Demand for low-latency data is increasing in Europe as new regulations, such as MiFID II, take shape.
“I anticipate the requirement for fast, reliable market data with added value and market leading APIs to increase [as a result of new regulations],” Dane Thacker, sales director, EMEA at Activ Financial, told Markets Media.
Since launching its European operations in 2009, Activ, a global provider of fully managed low-latency market data solutions, has established a comprehensive user base and added over 20 clients from across the region this year.
“In the European region, our strategy is to introduce additional content, provide relevant European Exchanges in FPGA and continue the sales approach that has been successful in 2011,” Thacker said.
Demand is being driven by requirements for reliable high performance, fully managed data services. “Additionally, the ease of integration using the Activ API and the scalable nature of our range of services for both price and performance are driving demand for our offering,” said Thacker.
Saxo Bank is utilizing Activ’s global exchange traded options market data offering to source prices for its online listed products trading operation.
Customers of Saxo Bank will benefit from faster market data and a more robust infrastructure through Activ’s ability to aggregate its global low latency data network in the region.
Saxo selected Activ to help grow its exchange-traded options trading business because of its performance level and ability to bring low latency market data from global data centers to Europe, said Alan Plaugmann, deputy head of CFDs and listed products at Saxo Bank.

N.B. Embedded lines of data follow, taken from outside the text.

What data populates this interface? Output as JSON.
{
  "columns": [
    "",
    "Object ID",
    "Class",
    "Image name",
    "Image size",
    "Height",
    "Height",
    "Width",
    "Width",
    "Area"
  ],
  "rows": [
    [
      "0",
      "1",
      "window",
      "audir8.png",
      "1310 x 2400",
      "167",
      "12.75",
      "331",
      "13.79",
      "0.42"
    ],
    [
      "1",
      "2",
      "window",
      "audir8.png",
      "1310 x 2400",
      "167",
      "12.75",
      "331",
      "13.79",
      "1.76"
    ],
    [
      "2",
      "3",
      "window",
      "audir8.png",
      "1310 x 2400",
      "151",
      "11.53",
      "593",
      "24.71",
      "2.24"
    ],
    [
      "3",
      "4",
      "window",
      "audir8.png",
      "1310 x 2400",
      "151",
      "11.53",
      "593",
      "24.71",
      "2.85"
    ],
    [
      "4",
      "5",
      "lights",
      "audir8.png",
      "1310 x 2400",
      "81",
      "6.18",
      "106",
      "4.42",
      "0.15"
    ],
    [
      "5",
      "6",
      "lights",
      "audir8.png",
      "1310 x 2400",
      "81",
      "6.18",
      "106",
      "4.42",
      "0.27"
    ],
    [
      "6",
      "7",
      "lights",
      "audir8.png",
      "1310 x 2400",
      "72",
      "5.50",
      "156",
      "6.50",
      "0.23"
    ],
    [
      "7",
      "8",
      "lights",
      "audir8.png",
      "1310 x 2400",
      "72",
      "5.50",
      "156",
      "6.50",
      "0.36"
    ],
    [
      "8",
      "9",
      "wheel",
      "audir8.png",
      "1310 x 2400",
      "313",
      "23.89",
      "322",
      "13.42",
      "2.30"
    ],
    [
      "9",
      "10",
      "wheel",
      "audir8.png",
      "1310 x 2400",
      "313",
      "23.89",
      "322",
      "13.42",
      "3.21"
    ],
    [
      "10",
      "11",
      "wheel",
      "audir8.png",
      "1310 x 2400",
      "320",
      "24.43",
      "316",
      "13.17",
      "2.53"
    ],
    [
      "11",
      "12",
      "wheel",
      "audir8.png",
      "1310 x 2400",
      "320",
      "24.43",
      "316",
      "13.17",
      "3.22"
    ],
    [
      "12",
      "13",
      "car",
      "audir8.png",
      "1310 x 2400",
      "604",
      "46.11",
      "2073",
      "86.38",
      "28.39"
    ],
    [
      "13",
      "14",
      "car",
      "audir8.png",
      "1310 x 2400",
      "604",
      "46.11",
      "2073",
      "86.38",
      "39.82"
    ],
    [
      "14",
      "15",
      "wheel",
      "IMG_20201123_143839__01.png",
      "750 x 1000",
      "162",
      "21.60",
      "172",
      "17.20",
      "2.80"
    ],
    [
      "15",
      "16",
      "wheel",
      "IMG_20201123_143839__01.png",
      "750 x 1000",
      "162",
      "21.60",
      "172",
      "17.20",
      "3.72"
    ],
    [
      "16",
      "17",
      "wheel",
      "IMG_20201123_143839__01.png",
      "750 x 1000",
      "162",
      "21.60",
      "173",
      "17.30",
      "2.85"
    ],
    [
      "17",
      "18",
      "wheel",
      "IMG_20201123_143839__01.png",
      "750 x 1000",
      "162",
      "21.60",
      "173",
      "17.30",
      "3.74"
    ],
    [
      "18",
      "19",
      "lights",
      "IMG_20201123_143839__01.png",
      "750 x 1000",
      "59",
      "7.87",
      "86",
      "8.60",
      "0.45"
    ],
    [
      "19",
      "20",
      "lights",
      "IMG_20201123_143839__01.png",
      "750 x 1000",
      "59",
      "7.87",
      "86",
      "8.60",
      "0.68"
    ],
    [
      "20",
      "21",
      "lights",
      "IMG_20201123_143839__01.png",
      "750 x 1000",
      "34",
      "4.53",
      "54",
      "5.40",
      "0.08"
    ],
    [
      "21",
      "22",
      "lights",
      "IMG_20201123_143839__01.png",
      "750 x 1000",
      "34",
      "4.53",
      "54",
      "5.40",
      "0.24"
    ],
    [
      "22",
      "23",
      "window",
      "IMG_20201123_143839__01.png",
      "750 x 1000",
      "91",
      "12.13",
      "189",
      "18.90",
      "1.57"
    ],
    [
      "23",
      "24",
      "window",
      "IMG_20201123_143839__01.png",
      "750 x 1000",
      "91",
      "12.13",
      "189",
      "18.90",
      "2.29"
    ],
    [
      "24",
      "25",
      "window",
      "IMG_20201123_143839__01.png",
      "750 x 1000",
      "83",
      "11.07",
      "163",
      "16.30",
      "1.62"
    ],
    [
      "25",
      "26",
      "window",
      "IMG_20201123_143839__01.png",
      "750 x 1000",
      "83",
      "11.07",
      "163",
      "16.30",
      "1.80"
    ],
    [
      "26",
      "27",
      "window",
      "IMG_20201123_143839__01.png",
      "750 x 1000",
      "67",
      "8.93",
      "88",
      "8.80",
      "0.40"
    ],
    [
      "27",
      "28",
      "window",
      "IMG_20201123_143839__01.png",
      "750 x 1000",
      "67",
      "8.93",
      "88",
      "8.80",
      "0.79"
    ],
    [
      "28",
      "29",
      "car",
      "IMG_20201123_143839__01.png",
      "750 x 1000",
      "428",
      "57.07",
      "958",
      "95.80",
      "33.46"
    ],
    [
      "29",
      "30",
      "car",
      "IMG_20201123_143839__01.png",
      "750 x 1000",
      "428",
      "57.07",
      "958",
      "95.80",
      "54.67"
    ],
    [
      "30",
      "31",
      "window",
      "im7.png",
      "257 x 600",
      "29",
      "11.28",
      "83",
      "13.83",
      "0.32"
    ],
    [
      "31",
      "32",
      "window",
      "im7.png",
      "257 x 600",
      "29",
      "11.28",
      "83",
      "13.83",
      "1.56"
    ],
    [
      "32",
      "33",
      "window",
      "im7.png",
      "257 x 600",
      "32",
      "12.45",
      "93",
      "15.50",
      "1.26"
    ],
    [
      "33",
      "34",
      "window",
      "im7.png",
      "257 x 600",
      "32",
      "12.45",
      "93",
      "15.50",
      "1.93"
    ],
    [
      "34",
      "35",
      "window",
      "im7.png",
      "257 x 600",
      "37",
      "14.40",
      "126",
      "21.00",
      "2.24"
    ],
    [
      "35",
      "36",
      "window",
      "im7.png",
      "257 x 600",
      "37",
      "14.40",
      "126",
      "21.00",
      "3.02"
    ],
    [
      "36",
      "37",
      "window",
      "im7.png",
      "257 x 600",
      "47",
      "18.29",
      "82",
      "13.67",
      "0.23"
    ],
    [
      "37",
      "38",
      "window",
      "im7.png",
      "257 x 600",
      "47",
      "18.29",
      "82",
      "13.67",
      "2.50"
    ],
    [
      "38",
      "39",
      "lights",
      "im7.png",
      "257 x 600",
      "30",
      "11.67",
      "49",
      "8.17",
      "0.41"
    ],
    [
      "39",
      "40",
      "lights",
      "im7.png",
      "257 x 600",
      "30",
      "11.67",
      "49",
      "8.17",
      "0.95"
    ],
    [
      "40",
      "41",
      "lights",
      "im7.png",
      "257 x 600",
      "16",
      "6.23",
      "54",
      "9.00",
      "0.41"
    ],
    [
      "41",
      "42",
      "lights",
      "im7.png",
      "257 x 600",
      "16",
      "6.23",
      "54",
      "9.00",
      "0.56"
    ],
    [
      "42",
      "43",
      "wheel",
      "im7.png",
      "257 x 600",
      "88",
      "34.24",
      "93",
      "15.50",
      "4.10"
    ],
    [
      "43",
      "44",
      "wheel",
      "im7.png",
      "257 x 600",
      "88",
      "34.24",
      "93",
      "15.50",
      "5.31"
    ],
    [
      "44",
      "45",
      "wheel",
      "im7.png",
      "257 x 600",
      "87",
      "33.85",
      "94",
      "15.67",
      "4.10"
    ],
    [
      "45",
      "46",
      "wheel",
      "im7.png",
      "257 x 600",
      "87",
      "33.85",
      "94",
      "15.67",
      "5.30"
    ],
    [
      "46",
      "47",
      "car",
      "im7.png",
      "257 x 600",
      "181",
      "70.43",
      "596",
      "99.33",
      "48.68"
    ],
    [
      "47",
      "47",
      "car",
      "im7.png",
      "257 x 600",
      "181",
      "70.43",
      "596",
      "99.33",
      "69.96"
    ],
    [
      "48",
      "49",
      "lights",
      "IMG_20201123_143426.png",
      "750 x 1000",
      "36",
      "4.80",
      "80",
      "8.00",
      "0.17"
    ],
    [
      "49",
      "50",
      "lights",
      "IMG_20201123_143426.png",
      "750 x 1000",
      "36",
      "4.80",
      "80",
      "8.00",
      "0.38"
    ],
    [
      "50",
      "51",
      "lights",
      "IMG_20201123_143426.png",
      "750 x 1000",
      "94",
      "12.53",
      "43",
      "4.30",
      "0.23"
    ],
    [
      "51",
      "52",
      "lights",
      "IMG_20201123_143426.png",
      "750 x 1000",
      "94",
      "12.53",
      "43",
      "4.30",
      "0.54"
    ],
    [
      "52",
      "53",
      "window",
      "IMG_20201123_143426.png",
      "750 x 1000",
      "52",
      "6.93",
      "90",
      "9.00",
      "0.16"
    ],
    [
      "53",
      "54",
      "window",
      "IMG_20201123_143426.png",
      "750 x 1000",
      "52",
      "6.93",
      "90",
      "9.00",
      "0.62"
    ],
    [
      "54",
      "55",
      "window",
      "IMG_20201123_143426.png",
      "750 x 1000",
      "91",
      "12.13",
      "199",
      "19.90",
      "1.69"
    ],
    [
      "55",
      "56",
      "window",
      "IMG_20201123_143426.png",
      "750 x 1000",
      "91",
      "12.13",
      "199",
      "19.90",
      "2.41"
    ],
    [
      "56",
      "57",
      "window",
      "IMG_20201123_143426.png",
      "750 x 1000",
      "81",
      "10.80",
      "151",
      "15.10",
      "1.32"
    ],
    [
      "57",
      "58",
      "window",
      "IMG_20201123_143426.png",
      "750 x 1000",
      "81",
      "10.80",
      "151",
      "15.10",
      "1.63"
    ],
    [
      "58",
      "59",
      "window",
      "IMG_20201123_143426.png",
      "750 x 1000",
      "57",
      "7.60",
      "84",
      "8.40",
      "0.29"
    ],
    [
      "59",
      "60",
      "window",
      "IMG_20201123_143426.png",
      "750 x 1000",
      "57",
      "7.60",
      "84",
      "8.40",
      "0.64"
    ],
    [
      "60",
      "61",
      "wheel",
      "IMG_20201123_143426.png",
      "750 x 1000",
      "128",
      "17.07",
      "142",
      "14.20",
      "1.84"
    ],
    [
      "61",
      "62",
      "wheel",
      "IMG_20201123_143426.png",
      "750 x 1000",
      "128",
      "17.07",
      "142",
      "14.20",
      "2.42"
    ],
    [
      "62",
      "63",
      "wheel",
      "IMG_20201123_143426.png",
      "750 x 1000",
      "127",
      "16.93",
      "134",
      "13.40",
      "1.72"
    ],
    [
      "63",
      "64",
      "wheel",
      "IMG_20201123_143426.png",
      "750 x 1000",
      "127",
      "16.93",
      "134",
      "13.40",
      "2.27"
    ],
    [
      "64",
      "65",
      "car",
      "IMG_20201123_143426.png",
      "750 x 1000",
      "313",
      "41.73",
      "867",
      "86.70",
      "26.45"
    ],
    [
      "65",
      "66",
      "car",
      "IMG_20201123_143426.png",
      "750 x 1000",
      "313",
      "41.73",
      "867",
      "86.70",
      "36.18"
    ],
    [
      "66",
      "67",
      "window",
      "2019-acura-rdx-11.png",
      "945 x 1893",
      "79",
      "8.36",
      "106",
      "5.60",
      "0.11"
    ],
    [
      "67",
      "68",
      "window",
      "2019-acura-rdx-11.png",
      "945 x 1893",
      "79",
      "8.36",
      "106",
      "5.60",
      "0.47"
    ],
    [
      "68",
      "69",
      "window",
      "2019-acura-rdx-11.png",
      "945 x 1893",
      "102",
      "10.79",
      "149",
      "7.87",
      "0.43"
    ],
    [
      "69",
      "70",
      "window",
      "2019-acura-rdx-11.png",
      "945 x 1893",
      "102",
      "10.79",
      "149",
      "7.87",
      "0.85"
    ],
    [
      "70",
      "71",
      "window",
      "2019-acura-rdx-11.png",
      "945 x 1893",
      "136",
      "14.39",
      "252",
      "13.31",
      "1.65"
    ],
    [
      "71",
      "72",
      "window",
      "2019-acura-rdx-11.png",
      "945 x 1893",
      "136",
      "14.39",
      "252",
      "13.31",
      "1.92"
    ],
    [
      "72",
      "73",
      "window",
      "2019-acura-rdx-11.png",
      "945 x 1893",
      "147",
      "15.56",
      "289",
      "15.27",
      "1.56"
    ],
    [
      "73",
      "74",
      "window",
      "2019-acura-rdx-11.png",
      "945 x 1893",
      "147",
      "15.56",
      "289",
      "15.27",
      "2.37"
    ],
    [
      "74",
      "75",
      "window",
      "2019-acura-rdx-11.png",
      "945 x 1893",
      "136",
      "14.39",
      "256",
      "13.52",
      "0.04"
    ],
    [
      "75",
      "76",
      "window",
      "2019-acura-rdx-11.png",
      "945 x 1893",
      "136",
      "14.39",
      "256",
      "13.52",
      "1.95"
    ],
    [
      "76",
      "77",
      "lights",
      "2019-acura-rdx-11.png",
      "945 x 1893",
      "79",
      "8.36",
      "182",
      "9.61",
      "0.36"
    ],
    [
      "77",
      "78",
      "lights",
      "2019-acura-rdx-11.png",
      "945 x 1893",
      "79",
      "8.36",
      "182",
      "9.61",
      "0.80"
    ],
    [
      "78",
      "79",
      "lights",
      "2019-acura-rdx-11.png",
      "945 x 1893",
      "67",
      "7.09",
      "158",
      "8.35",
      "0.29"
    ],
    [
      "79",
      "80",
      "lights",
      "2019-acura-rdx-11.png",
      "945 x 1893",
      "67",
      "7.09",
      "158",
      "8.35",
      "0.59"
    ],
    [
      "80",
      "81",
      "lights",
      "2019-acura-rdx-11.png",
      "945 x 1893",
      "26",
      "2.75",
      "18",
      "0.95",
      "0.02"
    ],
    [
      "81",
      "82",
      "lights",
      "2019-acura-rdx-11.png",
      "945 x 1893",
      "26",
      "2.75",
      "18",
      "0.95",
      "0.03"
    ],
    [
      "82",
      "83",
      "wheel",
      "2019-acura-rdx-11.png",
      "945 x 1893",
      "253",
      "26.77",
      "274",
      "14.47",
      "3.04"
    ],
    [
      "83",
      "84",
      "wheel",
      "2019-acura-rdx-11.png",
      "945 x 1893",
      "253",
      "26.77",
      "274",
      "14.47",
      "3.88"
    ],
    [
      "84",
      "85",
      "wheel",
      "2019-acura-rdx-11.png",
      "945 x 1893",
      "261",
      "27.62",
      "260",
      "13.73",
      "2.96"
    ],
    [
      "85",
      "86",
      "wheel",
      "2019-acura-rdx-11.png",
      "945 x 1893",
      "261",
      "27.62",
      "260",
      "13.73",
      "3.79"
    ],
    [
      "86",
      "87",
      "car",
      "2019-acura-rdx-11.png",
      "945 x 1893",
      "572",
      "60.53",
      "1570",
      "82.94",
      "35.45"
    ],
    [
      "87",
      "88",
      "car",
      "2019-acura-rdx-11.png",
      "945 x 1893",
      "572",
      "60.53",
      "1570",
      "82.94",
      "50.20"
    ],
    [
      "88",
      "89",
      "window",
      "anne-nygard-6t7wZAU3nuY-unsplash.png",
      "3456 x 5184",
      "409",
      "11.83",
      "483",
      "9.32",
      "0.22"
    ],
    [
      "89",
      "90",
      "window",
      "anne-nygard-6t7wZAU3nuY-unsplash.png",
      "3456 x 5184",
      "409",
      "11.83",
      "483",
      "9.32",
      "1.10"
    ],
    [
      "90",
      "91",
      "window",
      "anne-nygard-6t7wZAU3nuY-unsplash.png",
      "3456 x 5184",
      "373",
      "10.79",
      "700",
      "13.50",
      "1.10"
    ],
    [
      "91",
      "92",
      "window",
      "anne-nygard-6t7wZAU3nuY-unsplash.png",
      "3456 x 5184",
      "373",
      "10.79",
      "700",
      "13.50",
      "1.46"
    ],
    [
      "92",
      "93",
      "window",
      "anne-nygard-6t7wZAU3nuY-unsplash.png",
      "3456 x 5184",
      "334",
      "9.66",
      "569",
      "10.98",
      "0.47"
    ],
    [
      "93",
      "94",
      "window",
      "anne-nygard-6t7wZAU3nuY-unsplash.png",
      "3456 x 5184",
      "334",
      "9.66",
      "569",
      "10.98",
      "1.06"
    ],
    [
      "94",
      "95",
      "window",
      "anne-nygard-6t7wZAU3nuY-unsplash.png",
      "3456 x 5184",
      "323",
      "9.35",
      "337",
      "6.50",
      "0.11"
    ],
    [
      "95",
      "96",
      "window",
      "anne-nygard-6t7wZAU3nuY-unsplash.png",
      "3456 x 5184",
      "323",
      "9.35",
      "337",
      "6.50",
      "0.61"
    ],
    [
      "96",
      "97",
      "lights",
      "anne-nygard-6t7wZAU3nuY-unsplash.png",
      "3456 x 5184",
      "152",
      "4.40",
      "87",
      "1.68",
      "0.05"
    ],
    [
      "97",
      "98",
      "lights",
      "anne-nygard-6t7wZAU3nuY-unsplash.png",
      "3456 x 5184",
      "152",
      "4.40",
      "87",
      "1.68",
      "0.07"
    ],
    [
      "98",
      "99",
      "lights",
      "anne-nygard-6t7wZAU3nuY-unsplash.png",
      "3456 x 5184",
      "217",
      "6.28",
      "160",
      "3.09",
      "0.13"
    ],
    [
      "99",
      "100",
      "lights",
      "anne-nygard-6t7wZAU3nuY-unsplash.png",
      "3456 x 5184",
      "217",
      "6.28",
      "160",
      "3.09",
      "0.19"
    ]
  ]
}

Another customer, IG Index, a spread betting company, selected Activ for its lower latency throughput in providing OPRA data. Since choosing Activ, the company’s OPRA data latency has been dramatically reduced, leading to a higher performing trading environment, the company said.
The European Commission’s proposals on Markets in Financial Instruments Directive (MiFID II) extend the original MiFID’s scope far beyond equities to require that OTC derivatives be traded on central exchanges.
They also define a new category of organized trading facility (OTF), broadly defined to capture all types of organized execution and arranging of trading—such as broker-operated dark pools and crossing networks–that don’t correspond to the functions of existing venues.
The proposals will be formally unveiled on Oct. 21, with adoption of new rules expected in 2013.